Team Eligibility and Evaluation

  • I have never been a fan of the idea that teams with a sub-.500 conference record should be automatically excluded from the tournament, particularly in an era of super-sized leagues with inconsistent schedules. But, this would solve many current selection issues and also reduce the calls for expansion. Here are the at-large teams who would have been left out because of this rule:
  • SEC (6): Mississippi State, Georgia, Arkansas, Vanderbilt, Oklahoma, Texas
  • Big Ten: none
  • Big 12: none (Baylor finished 11-11 in the Big 12 after departing the tournament in the quarters; however, West Virginia would have finished 10-11, making their case moot.)
  • Big East: none
  • ACC: none
  • MW/WCC: none

In other words, Greg Sankey and Brett Yormark would never let this rule be implemented.
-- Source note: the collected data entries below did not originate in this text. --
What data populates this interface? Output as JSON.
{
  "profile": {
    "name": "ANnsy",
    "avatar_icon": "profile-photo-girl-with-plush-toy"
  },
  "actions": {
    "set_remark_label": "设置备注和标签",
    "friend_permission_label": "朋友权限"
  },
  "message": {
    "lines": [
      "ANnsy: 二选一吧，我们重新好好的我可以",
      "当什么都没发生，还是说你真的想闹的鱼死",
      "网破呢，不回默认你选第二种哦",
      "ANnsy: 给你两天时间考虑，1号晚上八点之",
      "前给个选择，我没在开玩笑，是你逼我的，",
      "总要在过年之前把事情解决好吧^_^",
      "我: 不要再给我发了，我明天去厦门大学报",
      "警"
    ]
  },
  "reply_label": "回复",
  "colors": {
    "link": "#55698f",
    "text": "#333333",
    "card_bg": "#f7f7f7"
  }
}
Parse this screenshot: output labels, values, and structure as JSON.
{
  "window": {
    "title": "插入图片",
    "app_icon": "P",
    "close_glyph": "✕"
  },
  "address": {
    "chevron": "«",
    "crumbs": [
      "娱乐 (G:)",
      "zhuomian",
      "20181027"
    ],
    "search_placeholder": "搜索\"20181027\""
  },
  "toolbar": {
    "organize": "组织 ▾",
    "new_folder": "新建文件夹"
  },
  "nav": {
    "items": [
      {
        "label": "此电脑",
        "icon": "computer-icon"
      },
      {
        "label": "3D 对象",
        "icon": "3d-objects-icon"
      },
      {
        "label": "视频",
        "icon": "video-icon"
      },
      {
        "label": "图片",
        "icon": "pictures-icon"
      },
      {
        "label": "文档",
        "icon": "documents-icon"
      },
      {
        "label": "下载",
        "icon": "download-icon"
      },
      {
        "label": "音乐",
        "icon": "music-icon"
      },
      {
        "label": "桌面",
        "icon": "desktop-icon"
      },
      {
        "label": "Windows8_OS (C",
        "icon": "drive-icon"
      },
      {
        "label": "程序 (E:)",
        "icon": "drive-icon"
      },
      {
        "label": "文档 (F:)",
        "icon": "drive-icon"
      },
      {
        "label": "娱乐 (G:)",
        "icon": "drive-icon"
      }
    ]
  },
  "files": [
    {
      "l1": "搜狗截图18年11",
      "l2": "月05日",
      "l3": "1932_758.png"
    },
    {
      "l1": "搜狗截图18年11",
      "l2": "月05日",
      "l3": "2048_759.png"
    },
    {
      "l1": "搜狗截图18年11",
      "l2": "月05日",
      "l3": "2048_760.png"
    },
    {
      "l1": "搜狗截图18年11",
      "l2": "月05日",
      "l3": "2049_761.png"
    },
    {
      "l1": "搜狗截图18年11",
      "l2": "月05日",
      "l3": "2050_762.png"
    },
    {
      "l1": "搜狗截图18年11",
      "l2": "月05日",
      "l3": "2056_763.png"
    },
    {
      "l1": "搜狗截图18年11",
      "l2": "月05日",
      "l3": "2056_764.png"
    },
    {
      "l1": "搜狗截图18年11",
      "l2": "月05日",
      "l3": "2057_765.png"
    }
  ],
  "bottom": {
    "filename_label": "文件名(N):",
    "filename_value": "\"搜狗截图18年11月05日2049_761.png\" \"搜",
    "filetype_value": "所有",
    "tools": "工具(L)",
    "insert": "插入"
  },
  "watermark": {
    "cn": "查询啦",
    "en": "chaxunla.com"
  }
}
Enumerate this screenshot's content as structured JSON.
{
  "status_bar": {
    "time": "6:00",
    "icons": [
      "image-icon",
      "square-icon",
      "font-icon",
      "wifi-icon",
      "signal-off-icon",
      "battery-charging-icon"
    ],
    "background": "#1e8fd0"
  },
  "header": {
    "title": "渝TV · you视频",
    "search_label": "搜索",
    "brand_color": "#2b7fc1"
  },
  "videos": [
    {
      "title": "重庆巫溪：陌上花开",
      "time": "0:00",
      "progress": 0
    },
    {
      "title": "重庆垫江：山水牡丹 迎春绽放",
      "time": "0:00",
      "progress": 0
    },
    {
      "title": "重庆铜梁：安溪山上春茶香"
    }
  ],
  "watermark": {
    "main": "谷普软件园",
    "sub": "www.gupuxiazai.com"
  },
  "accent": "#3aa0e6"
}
  • A rule that everyone should be able to agree on is returning to giving the final 10 or 15 games of the season added scrutiny—with so many changes in terms of NIL and, especially, the transfer portal, it can take teams time to gel. Teams change dramatically from November to March, and it’s time to stop living with the fantasy that they don’t. Yes, a team’s entire body of work should matter, but we can’t ignore that team may be different when heading into the NCAAs than they were when they won a Thanksgiving tournament. Amazingly, this seems to be the argument the Committee used to exclude West Virginia, so again, consistency up and down the bracket would help.

Seeding

  • Again, be consistent! That’s all I’m asking for here. Every year, it looks like the Committee spends its time on the top four and bottom five lines of the bracket, and throws up its hands when it comes to seed lines 5 and 10. You might as well just do a random draw at this point. If you’re valuing teams’ quality wins at the top of the bracket, that should continue all the way down. If it’s wins away from home, great! If it’s metrics, then do that. The hodgepodge that currently results helps no one.
  • If all games are important, don’t discount Sunday championship games. And this doesn’t apply to just the Big Ten and SEC. I’m specifically thinking of 2018, when 24-9 Penn and 18-14 Harvard were Ivy co-champs, but the Crimson were the 1 seed. While the Quakers’ resume was good enough to end up as a 14, the Crimson were clearly a 16 and in place as the auto qualifier before the early Sunday afternoon final. Guess where Penn ended up? The committee merely swapped out a team that could have won a game (or two) with one destined to likely lose—so the Quakers ended up as a 16 playing Kansas in Wichita—losing 76-60.

Bracketing

  • This is another “blast from the past.” Go back to focusing on the seed list/S-curve and building a bracket from it rather than trying to make things as regional as possible. If the women’s Selection Committee can do it, there’s no reason for the men’s to not do it, especially since the men’s tournament is the NCAA’s biggest economic engine.
  • Finally, the Committee may want to let the bracket play out from the first round on, but really, they should focus on it playing out only after the first weekend. If you really want to “protect” your protected top 16 teams, look at those potential round of 32 matchups too, then bracket accordingly.

Implementing those two rules and just taking a little more time and thinking things through would greatly improve the competitive balance of the bracket from top to bottom and across all four regions.